Patrick Buisson : le prolétaire des temps modernes n’est pas celui qui manque de pain mais celui qu’on prive de ses racines et de sa culture

Patrick Buisson : le prolétaire des temps modernes n’est pas celui qui manque de pain mais celui qu’on prive de ses racines et de sa culture

Patrick Buisson a accordé un entretien au Salon beige, suite à la publication de son nouvel ouvrage La fin d’un monde :

Votre ouvrage s’achève par la fin du mâle, cerné par les féministes. Il n’y a pas de conclusion. Est-ce parce que votre constat est sans appel et que notre monde a déjà disparu ?

L’épilogue est à venir. Il s’agit là d’un premier tome qui s’inscrit dans un projet d’anthropologie intégrale du processus de décivilisation enclenché lors des « quinze piteuses «  (1960-1975). Le second sera consacré à la double révolution consumériste et sexuelle dont procèdent toutes les dérives actuelles. Soit ce moment de rupture où l’homme accepte de réduire son identité à ce qu’il a de plus impersonnel : la sexualité et le consumérisme, la consommation des corps et celle de la marchandise. Cela dit, si, n’étant pas un esprit progressiste, je ne crois pas à l’irréversibilité de l’histoire, il faut bien convenir qu’une humanité s’est progressivement substituée à une autre au cours de la période et qu’une telle anthropofacture n’a guère d’équivalent quand on regarde en arrière. Le vrai grand remplacement des années soixante, celui qui commande et explique tous les autres, c’est le grand remplacement de l’homo religiosus par l’homo oeconomicus dont l’homo eroticus n’est qu’un dérivé. C’est le remplacement de l’homme éternel habité par le sacré dont parle Chesterton par « l’homme sans qualités » pour reprendre la formule de Robert Musil. La révolution consumériste n’a pas produit que de la marchandise, elle a également produit une nouvelle humanité et fabriqué en série ces hommes unidimensionnels à qui la consommation et le divertissement sont parvenus à faire oublier le tragique de l’existence.

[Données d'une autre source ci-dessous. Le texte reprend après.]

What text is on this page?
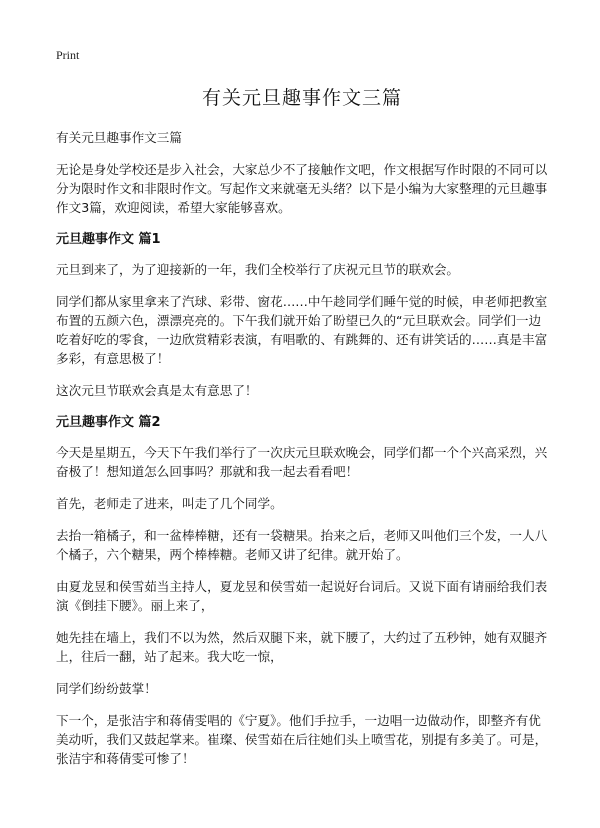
Print
有关元旦趣事作文三篇

有关元旦趣事作文三篇

无论是身处学校还是步入社会，大家总少不了接触作文吧，作文根据写作时限的不同可以分为限时作文和非限时作文。写起作文来就毫无头绪？以下是小编为大家整理的元旦趣事作文3篇，欢迎阅读，希望大家能够喜欢。

元旦趣事作文 篇1

元旦到来了，为了迎接新的一年，我们全校举行了庆祝元旦节的联欢会。

同学们都从家里拿来了汽球、彩带、窗花……中午趁同学们睡午觉的时候，申老师把教室布置的五颜六色，漂漂亮亮的。下午我们就开始了盼望已久的“元旦联欢会。同学们一边吃着好吃的零食，一边欣赏精彩表演，有唱歌的、有跳舞的、还有讲笑话的……真是丰富多彩，有意思极了！

这次元旦节联欢会真是太有意思了！

元旦趣事作文 篇2

今天是星期五，今天下午我们举行了一次庆元旦联欢晚会，同学们都一个个兴高采烈，兴奋极了！想知道怎么回事吗？那就和我一起去看看吧！

首先，老师走了进来，叫走了几个同学。

去抬一箱橘子，和一盆棒棒糖，还有一袋糖果。抬来之后，老师又叫他们三个发，一人八个橘子，六个糖果，两个棒棒糖。老师又讲了纪律。就开始了。

由夏龙昱和侯雪茹当主持人，夏龙昱和侯雪茹一起说好台词后。又说下面有请丽给我们表演《倒挂下腰》。丽上来了，

她先挂在墙上，我们不以为然，然后双腿下来，就下腰了，大约过了五秒钟，她有双腿齐上，往后一翻，站了起来。我大吃一惊，

同学们纷纷鼓掌！

下一个，是张洁宇和蒋倩雯唱的《宁夏》。他们手拉手，一边唱一边做动作，即整齐有优美动听，我们又鼓起掌来。崔璨、侯雪茹在后往她们头上喷雪花，别提有多美了。可是，张洁宇和蒋倩雯可惨了！
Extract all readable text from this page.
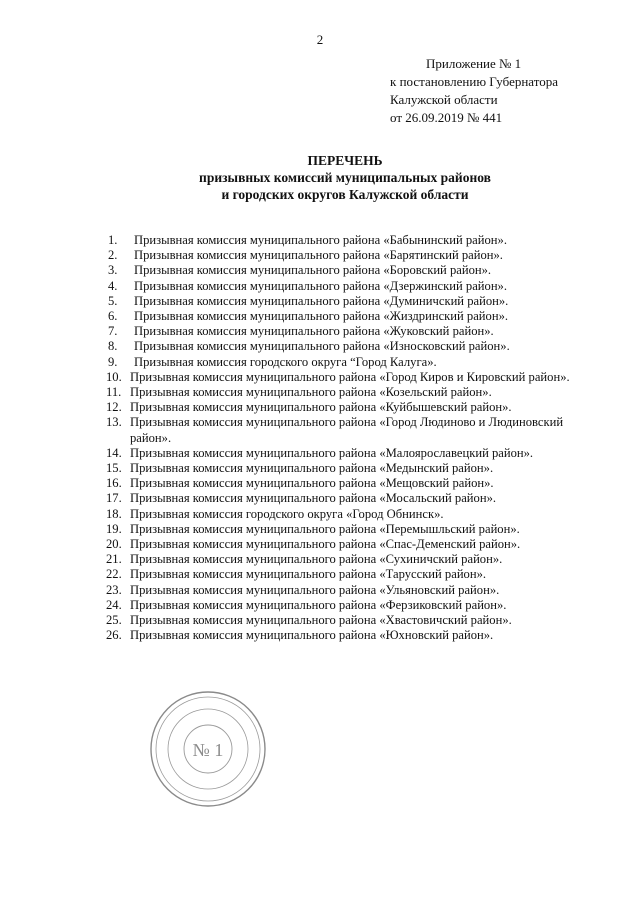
2
Приложение № 1
к постановлению Губернатора
Калужской области
от 26.09.2019 № 441
ПЕРЕЧЕНЬ
призывных комиссий муниципальных районов
и городских округов Калужской области
1.	Призывная комиссия муниципального района «Бабынинский район».
2.	Призывная комиссия муниципального района «Барятинский район».
3.	Призывная комиссия муниципального района «Боровский район».
4.	Призывная комиссия муниципального района «Дзержинский район».
5.	Призывная комиссия муниципального района «Думиничский район».
6.	Призывная комиссия муниципального района «Жиздринский район».
7.	Призывная комиссия муниципального района «Жуковский район».
8.	Призывная комиссия муниципального района «Износковский район».
9.	Призывная комиссия городского округа “Город Калуга».
10. Призывная комиссия муниципального района «Город Киров и Кировский район».
11. Призывная комиссия муниципального района «Козельский район».
12. Призывная комиссия муниципального района «Куйбышевский район».
13. Призывная комиссия муниципального района «Город Людиново и Людиновский район».
14. Призывная комиссия муниципального района «Малоярославецкий район».
15. Призывная комиссия муниципального района «Медынский район».
16. Призывная комиссия муниципального района «Мещовский район».
17. Призывная комиссия муниципального района «Мосальский район».
18. Призывная комиссия городского округа «Город Обнинск».
19. Призывная комиссия муниципального района «Перемышльский район».
20. Призывная комиссия муниципального района «Спас-Деменский район».
21. Призывная комиссия муниципального района «Сухиничский район».
22. Призывная комиссия муниципального района «Тарусский район».
23. Призывная комиссия муниципального района «Ульяновский район».
24. Призывная комиссия муниципального района «Ферзиковский район».
25. Призывная комиссия муниципального района «Хвастовичский район».
26. Призывная комиссия муниципального района «Юхновский район».
№ 1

De même qu’Eric Zemmour a analysé le “suicide français”, vous décortiquez longuement le suicide de l’Eglise en France. Pourtant certains ont évoqué depuis un renouveau, avec la naissance de nouvelles communautés sacerdotales et religieuses (FSSP, Cté Saint Martin, Le Barroux, etc.), le succès des rassemblements catholiques (pèlerinage de Chartres, Journées Mondiales de la Jeunesse, sessions de l’Emmanuel à Paray-le-Monial, …), le retour des processions (chemins de croix publics, St Sacrement à la Fête-Dieu, la Sainte Vierge le 15 août…)… Est-ce le chant du cygne ou pensez-vous que le monde catholique connaisse une résurrection depuis la fin de ces 15 piteuses ?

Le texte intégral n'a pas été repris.